Sanditon winds down and hands funds to Crux

Value manager points to profitability as it winds down less than a week after Woodford

3 minutes

Sanditon is winding down due to profitability concerns and handing the management of two of its strategies to Crux Asset Management highlighting the difficulties for fund houses focused on value investing.

Richard Pease and James Milne (pictured) will takeover the TM Sanditon European Fund, which will be rebranded under the Crux name. Jamie Ward will manage the TM Sanditon UK Fund, which will also be rebranded. Crux did not take on two further strategies due to them being long/short.

No changes will be made to the objectives or mandates, which will be run on a bottom-up basis. The change of the investment manager is due to take place in November.

Sanditon chief executive Rupert Tyer said they had been working with their AFM, Thesis Unit Trust Management. “Once the board of Sanditon had made the decision that they were unlikely to grow profitably over the next few years, our sole focus was to find an efficient and timely solution to ensure that investors were not disadvantaged in any way.”

Sanditon and Thesis Unit Trust Management have been in touch with investors in TM UK Select Fund and TM Euro Select Fund about alternative arrangements, a press release said.

Crux director Mark Little described the transfer of Sanditon’s funds to Crux as “a sound solution for investors given Sanditon’s decision to cease managing these funds”.

Thesis Unit Trust Management chief executive David Tyerman said both firms have “identical target markets, similar styles and culture”.

Sanditon wind-down comes a week after Woodford shuts up shop

The announcement comes less than a week after Neil Woodford announced he was closing up shop five years after launching Woodford Investment Management.

London-based Sanditon was founded in 2013 with former Cazenove duo Tim Russell and Chris Rice later joined by Julie Dean.

AJ Bell had this year highlighted disappointing performance at the boutique since the managers had gone out on their own, particularly in its absolute return strategies, which are not part of the transfer.

Russell’s long/short UK equities fund was among the top 10 worst funds in H1 this year, losing investors 7.4%. But Rice’s Sanditon European Select strategy has seen performance pick up, topping performance tables in May, the only absolute return fund to do so.

Value boutiques face difficult environment

Sanditon had not suffered any liquidity issues like Woodford faced but both employed a value approach to managing money, said Chelsea Financial Services managing director Darius McDermott. “I think you would struggle to write down a list of more than 20 UK value managers anymore.”
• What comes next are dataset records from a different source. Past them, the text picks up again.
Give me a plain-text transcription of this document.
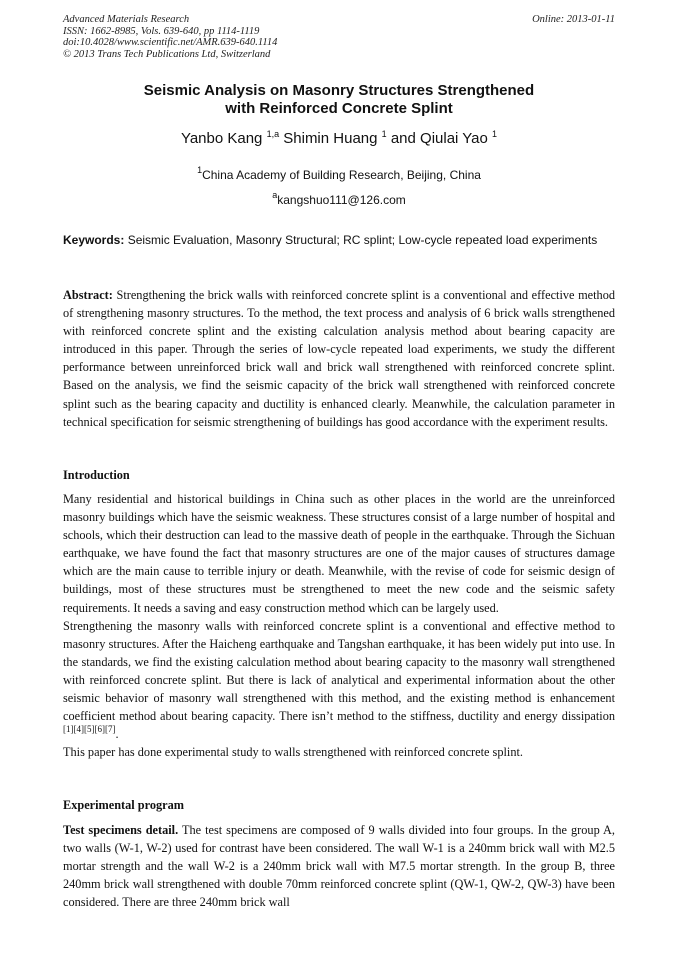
Advanced Materials Research
ISSN: 1662-8985, Vols. 639-640, pp 1114-1119
doi:10.4028/www.scientific.net/AMR.639-640.1114
© 2013 Trans Tech Publications Ltd, Switzerland
Online: 2013-01-11
Seismic Analysis on Masonry Structures Strengthened
with Reinforced Concrete Splint
Yanbo Kang $^{1,a}$ Shimin Huang $^1$ and Qiulai Yao $^1$
$^1$China Academy of Building Research, Beijing, China
$^a$kangshuo111@126.com
Keywords: Seismic Evaluation, Masonry Structural; RC splint; Low-cycle repeated load experiments
Abstract: Strengthening the brick walls with reinforced concrete splint is a conventional and effective method of strengthening masonry structures. To the method, the text process and analysis of 6 brick walls strengthened with reinforced concrete splint and the existing calculation analysis method about bearing capacity are introduced in this paper. Through the series of low-cycle repeated load experiments, we study the different performance between unreinforced brick wall and brick wall strengthened with reinforced concrete splint. Based on the analysis, we find the seismic capacity of the brick wall strengthened with reinforced concrete splint such as the bearing capacity and ductility is enhanced clearly. Meanwhile, the calculation parameter in technical specification for seismic strengthening of buildings has good accordance with the experiment results.
Introduction

Many residential and historical buildings in China such as other places in the world are the unreinforced masonry buildings which have the seismic weakness. These structures consist of a large number of hospital and schools, which their destruction can lead to the massive death of people in the earthquake. Through the Sichuan earthquake, we have found the fact that masonry structures are one of the major causes of structures damage which are the main cause to terrible injury or death. Meanwhile, with the revise of code for seismic design of buildings, most of these structures must be strengthened to meet the new code and the seismic safety requirements. It needs a saving and easy construction method which can be largely used.

Strengthening the masonry walls with reinforced concrete splint is a conventional and effective method to masonry structures. After the Haicheng earthquake and Tangshan earthquake, it has been widely put into use. In the standards, we find the existing calculation method about bearing capacity to the masonry wall strengthened with reinforced concrete splint. But there is lack of analytical and experimental information about the other seismic behavior of masonry wall strengthened with this method, and the existing method is enhancement coefficient method about bearing capacity. There isn’t method to the stiffness, ductility and energy dissipation [1][4][5][6][7].

This paper has done experimental study to walls strengthened with reinforced concrete splint.

Experimental program
Test specimens detail. The test specimens are composed of 9 walls divided into four groups. In the group A, two walls (W-1, W-2) used for contrast have been considered. The wall W-1 is a 240mm brick wall with M2.5 mortar strength and the wall W-2 is a 240mm brick wall with M7.5 mortar strength. In the group B, three 240mm brick wall strengthened with double 70mm reinforced concrete splint (QW-1, QW-2, QW-3) have been considered. There are three 240mm brick wall
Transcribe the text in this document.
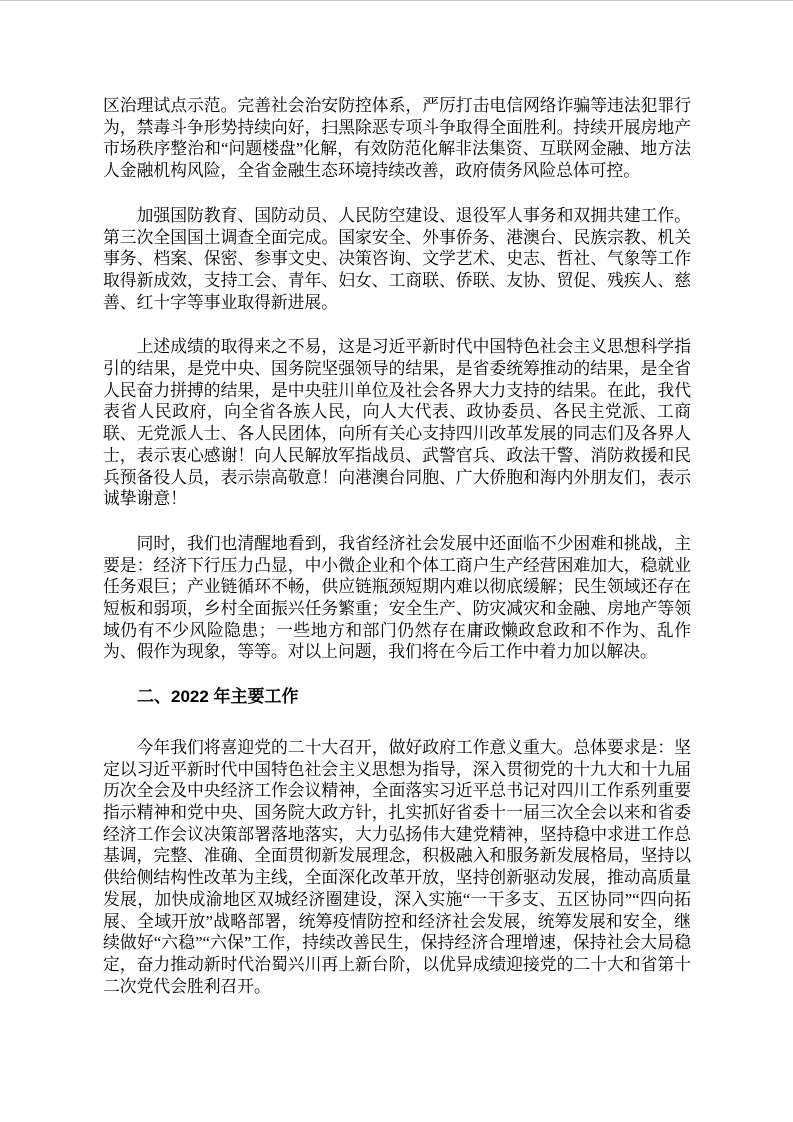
区治理试点示范。完善社会治安防控体系，严厉打击电信网络诈骗等违法犯罪行为，禁毒斗争形势持续向好，扫黑除恶专项斗争取得全面胜利。持续开展房地产市场秩序整治和“问题楼盘”化解，有效防范化解非法集资、互联网金融、地方法人金融机构风险，全省金融生态环境持续改善，政府债务风险总体可控。

加强国防教育、国防动员、人民防空建设、退役军人事务和双拥共建工作。第三次全国国土调查全面完成。国家安全、外事侨务、港澳台、民族宗教、机关事务、档案、保密、参事文史、决策咨询、文学艺术、史志、哲社、气象等工作取得新成效，支持工会、青年、妇女、工商联、侨联、友协、贸促、残疾人、慈善、红十字等事业取得新进展。

上述成绩的取得来之不易，这是习近平新时代中国特色社会主义思想科学指引的结果，是党中央、国务院坚强领导的结果，是省委统筹推动的结果，是全省人民奋力拼搏的结果，是中央驻川单位及社会各界大力支持的结果。在此，我代表省人民政府，向全省各族人民，向人大代表、政协委员、各民主党派、工商联、无党派人士、各人民团体，向所有关心支持四川改革发展的同志们及各界人士，表示衷心感谢！向人民解放军指战员、武警官兵、政法干警、消防救援和民兵预备役人员，表示崇高敬意！向港澳台同胞、广大侨胞和海内外朋友们，表示诚挚谢意！

同时，我们也清醒地看到，我省经济社会发展中还面临不少困难和挑战，主要是：经济下行压力凸显，中小微企业和个体工商户生产经营困难加大，稳就业任务艰巨；产业链循环不畅，供应链瓶颈短期内难以彻底缓解；民生领域还存在短板和弱项，乡村全面振兴任务繁重；安全生产、防灾减灾和金融、房地产等领域仍有不少风险隐患；一些地方和部门仍然存在庸政懒政怠政和不作为、乱作为、假作为现象，等等。对以上问题，我们将在今后工作中着力加以解决。

二、2022 年主要工作

今年我们将喜迎党的二十大召开，做好政府工作意义重大。总体要求是：坚定以习近平新时代中国特色社会主义思想为指导，深入贯彻党的十九大和十九届历次全会及中央经济工作会议精神，全面落实习近平总书记对四川工作系列重要指示精神和党中央、国务院大政方针，扎实抓好省委十一届三次全会以来和省委经济工作会议决策部署落地落实，大力弘扬伟大建党精神，坚持稳中求进工作总基调，完整、准确、全面贯彻新发展理念，积极融入和服务新发展格局，坚持以供给侧结构性改革为主线，全面深化改革开放，坚持创新驱动发展，推动高质量发展，加快成渝地区双城经济圈建设，深入实施“一干多支、五区协同”“四向拓展、全域开放”战略部署，统筹疫情防控和经济社会发展，统筹发展和安全，继续做好“六稳”“六保”工作，持续改善民生，保持经济合理增速，保持社会大局稳定，奋力推动新时代治蜀兴川再上新台阶，以优异成绩迎接党的二十大和省第十二次党代会胜利召开。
Sanditon had taken a business cycle approach to investing while Woodford had many contrarian bets based around Brexit.

At both firms assets reached a point where questions were raised about the viability of the firm, McDermott said.

Sanditon runs approximately half a billion while the writing was on the wall for Woodford once it lost the Equity Income Fund. The now suspended Income Focus Fund had £261m while Woodford Patient Capital Trust has net assets totalling £576.71m albeit trading at a 48% discount.

Willis Owen head of personal investing Adrian Lowcock said: “The challenges of setting up a boutique asset manager are varied and very different to those of managing a fund itself and I think in this case the business struggled to become established in the minds of investors.”

Lowcock also noted Sanditon was launched into a market which then went on to ignore value. “It just goes to show that a market style can stay out of favour for much longer than any expect and although the managers are confident value will return they cannot know when.”